The recent case of Klincke v HMRC (TC 122) provided a surprise regarding the meaning of qualifying corporate bonds for capital gains tax purposes.
Mr Klincke sold his company for a mixture of shares and loan notes in 1993. The loan notes contained an option for redemption in a currency other than Sterling and it was accepted by all concerned that this meant that the loan notes were not qualifying corporate bonds. Accordingly, the gain on his original shares was rolled into the replacement shares and the non-qualifying corporate bonds; the gain would be charged to tax when they were eventually realised. All quite conventional so far. However, the holders of the loan notes subsequently varied the terms of the loan notes to remove the foreign currency redemption option.
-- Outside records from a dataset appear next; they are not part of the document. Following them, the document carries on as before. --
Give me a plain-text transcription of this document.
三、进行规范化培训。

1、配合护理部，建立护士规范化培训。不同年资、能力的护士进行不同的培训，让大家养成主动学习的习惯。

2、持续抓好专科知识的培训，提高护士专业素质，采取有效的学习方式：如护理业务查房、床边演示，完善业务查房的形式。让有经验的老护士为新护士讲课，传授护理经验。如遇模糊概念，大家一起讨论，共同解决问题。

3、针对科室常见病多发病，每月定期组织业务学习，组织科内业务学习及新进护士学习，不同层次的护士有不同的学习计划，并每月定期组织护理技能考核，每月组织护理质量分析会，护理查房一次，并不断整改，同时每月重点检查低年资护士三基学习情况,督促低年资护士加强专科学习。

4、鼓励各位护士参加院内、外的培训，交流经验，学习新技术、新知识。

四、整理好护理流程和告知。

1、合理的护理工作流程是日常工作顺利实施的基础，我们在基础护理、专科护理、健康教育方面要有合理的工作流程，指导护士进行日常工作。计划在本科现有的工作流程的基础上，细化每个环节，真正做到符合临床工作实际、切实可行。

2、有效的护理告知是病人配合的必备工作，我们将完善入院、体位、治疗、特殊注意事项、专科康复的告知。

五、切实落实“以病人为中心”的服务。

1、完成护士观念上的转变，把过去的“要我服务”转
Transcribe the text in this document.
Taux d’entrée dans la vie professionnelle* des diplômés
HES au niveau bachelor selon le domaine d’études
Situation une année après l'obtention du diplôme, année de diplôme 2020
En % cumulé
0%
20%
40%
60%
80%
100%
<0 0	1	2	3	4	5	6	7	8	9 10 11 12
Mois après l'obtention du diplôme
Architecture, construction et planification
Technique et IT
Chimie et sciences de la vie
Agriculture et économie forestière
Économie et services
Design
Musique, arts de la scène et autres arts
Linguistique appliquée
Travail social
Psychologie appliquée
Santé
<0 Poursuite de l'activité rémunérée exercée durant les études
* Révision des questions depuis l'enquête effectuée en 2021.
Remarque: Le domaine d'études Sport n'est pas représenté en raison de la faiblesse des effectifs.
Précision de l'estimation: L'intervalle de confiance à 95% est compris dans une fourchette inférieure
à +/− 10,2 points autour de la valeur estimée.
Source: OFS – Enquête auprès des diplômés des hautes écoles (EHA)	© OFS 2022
The loan notes thereupon became qualifying corporate bonds (QCBs). This was enormously important because QCBs are effectively exempt from capital gains tax. Magic.
HMRC claimed that the cancellation of the foreign currency redemption option represented a “conversion of securities” within the meaning of section 132(3) of the Taxation of Chargeable Gains Act (TCGA) 1992 and, therefore, a charge to capital gains tax would immediately have arisen on that occasion.
A conversion of securities is defined as including:
- A conversion of securities of the company into shares in the company;
- A conversion of the option of the holder of the securities converted as an alternative to the redemption of those securities for cash; and
- An exchange of securities arising from compulsory acquisition and the issue of other securities instead.
Mr Klincke argued that the variation of the loan notes did not represent a conversion of securities within this definition because none of these circumstances applied. The definition was obviously not exhaustive but it did indicate that to be a “conversion”, there needed to be a replacement of one asset by another. All that happened was that one term in the loan notes was varied.
This looked like a pretty good argument to me. The variation was minor to say the least. It had very few practical or financial consequences. A loan note which can be redeemed in Sterling or in US dollars is not really any different from a loan note which can be redeemed only in Sterling. The figures would be the same, apart from the costs of conversion which are hardly material. However, although the variation was insignificant in reality, it was hugely important for tax purposes because of the artificial distinction provided by the legislation between QCBs and non-QCBs.
What if the terms of the loan note were varied so as to require redemption to be in cash (I mean real cash – £50 notes) instead of bank transfer and for this to take place at a particular location in (say) Manchester? This would arguably be of more practical and financial significance than redemption in US dollars but it would not have been relevant for the definition of a QCB. Why would that not represent a “conversion”? The significance of the term to the definition of a QCB surely cannot be relevant to whether or not the loan note after the variation really represents a new security.
However, the Tax Chamber decided otherwise. They considered that the cancellation of the foreign currency redemption right amounted to a conversion of Mr Klincke’s loan notes with a result that the latent chargeable gains crystallised at that moment.
They considered that the right to repay and to receive repayment in Sterling was a change in the rights and obligations of issuer and note holder and that was a conversion in the ordinary sense of the word. The three limbs of the definition in section 132(3) were not exhaustive and a conversion of securities into other securities in the manner suggested was covered by the definition.
This interpretation is bound to have serious implications to the reorganisation rules for capital gains tax (and other) purposes. On this argument, any change in the terms of a loan note or other security (no matter how small) will obviously create different rights and obligations and represent the conversion of one security into another. This is likely to have a very wide ranging application and I will watch the future passage of this case with interest.